冷酷男子の溺愛
ーーガタン、ゴトンと電車が揺れる。
……ふと。眠りについていた瀬戸内くんがわたしの方に向き直す。
「…………」
長い沈黙───。
「辛かったか?今まで」
彼はそのまま、わたしの目を見て尋ねた。
その瞳は、すごく澄んでいて、吸い込まれそうで。
「……辛かった、寂しかった」
「……うん」
途切れ途切れに、わたしに本音を吐き出させる。
その時……忘れかけてた記憶が───蘇って、頭がガンガンと鳴り響く。
「どうした?」
「……っ」
痛い。

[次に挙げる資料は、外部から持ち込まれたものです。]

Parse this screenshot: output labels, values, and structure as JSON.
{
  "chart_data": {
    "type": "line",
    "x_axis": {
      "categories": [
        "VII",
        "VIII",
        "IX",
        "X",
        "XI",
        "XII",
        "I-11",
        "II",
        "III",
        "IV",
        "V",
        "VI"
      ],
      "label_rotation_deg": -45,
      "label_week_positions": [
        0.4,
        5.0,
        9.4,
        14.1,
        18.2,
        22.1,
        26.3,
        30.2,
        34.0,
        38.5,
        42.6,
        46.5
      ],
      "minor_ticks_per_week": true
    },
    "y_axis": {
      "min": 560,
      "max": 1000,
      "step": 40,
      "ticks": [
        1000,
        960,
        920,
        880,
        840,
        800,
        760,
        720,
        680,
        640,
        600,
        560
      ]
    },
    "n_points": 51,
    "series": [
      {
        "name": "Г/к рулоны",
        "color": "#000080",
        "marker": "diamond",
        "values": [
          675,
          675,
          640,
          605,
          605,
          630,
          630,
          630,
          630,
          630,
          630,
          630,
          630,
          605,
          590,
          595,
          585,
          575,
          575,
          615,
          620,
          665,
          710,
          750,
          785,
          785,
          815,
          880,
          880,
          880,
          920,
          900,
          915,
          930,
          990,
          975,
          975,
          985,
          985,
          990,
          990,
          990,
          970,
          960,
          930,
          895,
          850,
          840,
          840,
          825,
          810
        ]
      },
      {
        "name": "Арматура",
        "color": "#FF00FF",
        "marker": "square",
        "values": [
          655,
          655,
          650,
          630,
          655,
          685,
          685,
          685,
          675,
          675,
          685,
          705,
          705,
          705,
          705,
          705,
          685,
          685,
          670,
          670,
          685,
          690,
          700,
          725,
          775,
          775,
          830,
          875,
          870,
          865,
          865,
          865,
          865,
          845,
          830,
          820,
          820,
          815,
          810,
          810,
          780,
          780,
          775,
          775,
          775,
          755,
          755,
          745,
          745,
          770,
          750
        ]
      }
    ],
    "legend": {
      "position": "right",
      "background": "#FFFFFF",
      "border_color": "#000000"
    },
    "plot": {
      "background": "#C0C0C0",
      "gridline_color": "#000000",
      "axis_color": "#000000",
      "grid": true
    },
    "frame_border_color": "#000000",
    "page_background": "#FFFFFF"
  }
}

痛い。頭が痛い。
「───本当はずっと、憎んでた」
「……」
きっと頭が痛いのは、ずっと心の奥にしまいこんでいた気持ちを解放するせい。
「家族を捨てた拓ちゃんを帰ってきて欲しいと願う一方で……本当は心の隅できっと……」
ーー置いてかれた、捨てられた。
拓ちゃんにとってのわたしの存在は何なのか考えたこともあった。
でも、それだけじゃ、なくて。
……拓ちゃんを元からいないものとしようと、必死に自分は一人っ子だと言い聞かせたこともあった。
自分だけ知ってればいい黒い感情が、解き放たれてしまった。